Platforms like TikTok should be allowed to show users content that they may like, but they shouldn’t be allowed to do so to such an extent that users do not want to turn away from their screens. Without legislation explicitly disallowing social media algorithms of this level of efficiency, there is no reason for corporations to stop improving their algorithms. 

Thus, regulations that limit the ability of social media algorithms to present agreeable content to users must be put into place. 

At their most basic level, social media algorithms use an existing user’s data to automatically curate content that said user is expected to appreciate. This is a positive feedback loop. The user stays on an application which helps build their preferences profile, which an algorithm uses to present more content that would make the user want to stay online even longer. 

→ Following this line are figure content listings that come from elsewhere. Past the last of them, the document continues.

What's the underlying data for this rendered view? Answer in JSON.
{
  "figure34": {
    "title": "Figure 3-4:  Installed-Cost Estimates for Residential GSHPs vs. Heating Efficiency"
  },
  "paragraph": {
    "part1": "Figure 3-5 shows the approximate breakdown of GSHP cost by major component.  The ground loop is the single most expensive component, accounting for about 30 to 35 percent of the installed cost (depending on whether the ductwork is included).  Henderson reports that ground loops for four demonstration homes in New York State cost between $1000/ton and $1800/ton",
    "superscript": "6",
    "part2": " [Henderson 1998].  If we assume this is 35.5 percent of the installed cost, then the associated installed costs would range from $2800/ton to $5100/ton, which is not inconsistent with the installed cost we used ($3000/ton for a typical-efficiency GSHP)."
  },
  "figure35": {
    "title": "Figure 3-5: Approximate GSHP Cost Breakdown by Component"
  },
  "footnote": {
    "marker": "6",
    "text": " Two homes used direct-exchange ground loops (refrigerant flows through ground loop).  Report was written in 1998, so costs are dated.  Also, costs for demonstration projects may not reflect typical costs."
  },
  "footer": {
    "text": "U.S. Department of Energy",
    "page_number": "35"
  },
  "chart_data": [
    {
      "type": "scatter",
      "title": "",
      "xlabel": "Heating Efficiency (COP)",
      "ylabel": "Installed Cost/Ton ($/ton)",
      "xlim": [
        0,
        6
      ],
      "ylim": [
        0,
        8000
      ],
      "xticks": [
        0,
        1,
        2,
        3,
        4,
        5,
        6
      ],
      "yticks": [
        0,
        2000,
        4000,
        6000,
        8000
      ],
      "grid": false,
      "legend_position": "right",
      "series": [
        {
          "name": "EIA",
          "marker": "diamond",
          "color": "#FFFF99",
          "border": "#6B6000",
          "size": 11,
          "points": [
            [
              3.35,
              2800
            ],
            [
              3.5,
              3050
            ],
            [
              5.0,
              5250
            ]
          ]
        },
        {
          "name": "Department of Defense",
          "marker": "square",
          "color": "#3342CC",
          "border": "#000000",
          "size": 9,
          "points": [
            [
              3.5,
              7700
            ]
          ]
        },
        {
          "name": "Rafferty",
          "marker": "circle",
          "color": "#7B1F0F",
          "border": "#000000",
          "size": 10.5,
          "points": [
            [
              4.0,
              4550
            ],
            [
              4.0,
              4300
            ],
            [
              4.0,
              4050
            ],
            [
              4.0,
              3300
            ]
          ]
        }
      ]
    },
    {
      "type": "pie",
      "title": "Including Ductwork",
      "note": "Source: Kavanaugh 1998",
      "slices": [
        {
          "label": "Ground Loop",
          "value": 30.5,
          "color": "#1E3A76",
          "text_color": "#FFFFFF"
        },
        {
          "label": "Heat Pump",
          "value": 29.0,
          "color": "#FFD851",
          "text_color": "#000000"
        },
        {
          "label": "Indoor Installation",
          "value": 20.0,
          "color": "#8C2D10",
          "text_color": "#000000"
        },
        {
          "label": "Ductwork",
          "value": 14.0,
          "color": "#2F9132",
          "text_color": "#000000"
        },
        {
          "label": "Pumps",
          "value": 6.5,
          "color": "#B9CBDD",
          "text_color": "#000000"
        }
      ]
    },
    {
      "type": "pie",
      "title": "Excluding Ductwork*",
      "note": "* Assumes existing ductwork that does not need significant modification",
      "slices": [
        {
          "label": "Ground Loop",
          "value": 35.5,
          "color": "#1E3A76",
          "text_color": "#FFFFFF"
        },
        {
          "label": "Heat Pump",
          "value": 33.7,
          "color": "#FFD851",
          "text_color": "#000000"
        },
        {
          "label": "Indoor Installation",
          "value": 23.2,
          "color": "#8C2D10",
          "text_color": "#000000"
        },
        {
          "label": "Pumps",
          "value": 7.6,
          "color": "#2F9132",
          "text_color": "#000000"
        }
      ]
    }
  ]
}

TikTok, for example, is able to do this through algorithms that determine what potential and existing users want based on users’ shared posts, watch durations of certain videos and liked content, among other factors. 

Now, the presence of greater recommendation technology is not all bad. Amazon can show us the products we want to buy without our having to search for them, LinkedIn can lead us to job opportunities which match our profile and Google can correctly fill in what we want to search. Improvements in algorithms for these purposes may actually lead to greater productivity in our lives.

The difference between those companies and platforms like TikTok is that social media platforms like TikTok generally only lead to an increased desire to use said social media. On the other hand, Amazon, LinkedIn and Google can lead to tangible and productive results: a pragmatic purchase, a job and knowledge, respectively. 

Akin to clips seen on “America’s Funniest Home Videos” or “Jackass,” many popular videos on platforms like TikTok offer a little schadenfreude humor and immediate doses of pleasure which, again, are not necessarily terrible in moderate quantities. 

But it is the nature of platforms like TikTok to get users to watch for extended durations. It is the nature of TikTok’s algorithm to present users fresh batches of videos which align with their previous preferences. And it is the nature of our having handheld devices that we’re going to be on them frequently. 

The banning of cellular devices and social media as a whole is not likely (though suggestions are not impossible). Thus, the best way that legislation can make substantial change is through regulating the algorithms used in curating social media content. 

Specific limits should be placed on the number of user targeted content posts that show up in a user’s feed. If a user really wanted to find a specific genre of content or a niche community, they would still be able to find it through searching key terms. 

Additionally, social media apps should be regulated to show users content they are interested in at first, and then transition into a more diverse selection of posts afterward in the span of a 30-minute period. This would lead to a natural decrease in usage over a reasonable duration of time. 

Ultimately, it is not social media that is bad, nor algorithms, nor pure entertainment. It is the usage of algorithms in the context of entertainment-filled social media which creates a situation in which one would be hard-pressed to find a reason not to introduce some form of restrictions on the usage of the three together. 

There is often a cacophonic buzz surrounding the future of AI, but not much discussion is had over its technological precursor: algorithms. As consumers of social media who avail ourselves of algorithms, we can start by being more conscious about these forces that implore us to keep scrolling for yet another post. 

We can understand that these platforms are built to keep us stagnant and staring at the next photo, clip or text. It’s easy then to remember that you’re always free to leave.

Brian Lee CM ’24 is from Diamond Bar, California. He enjoys taking walks when it’s not 90 degrees and wearing Christmas sweaters out of season.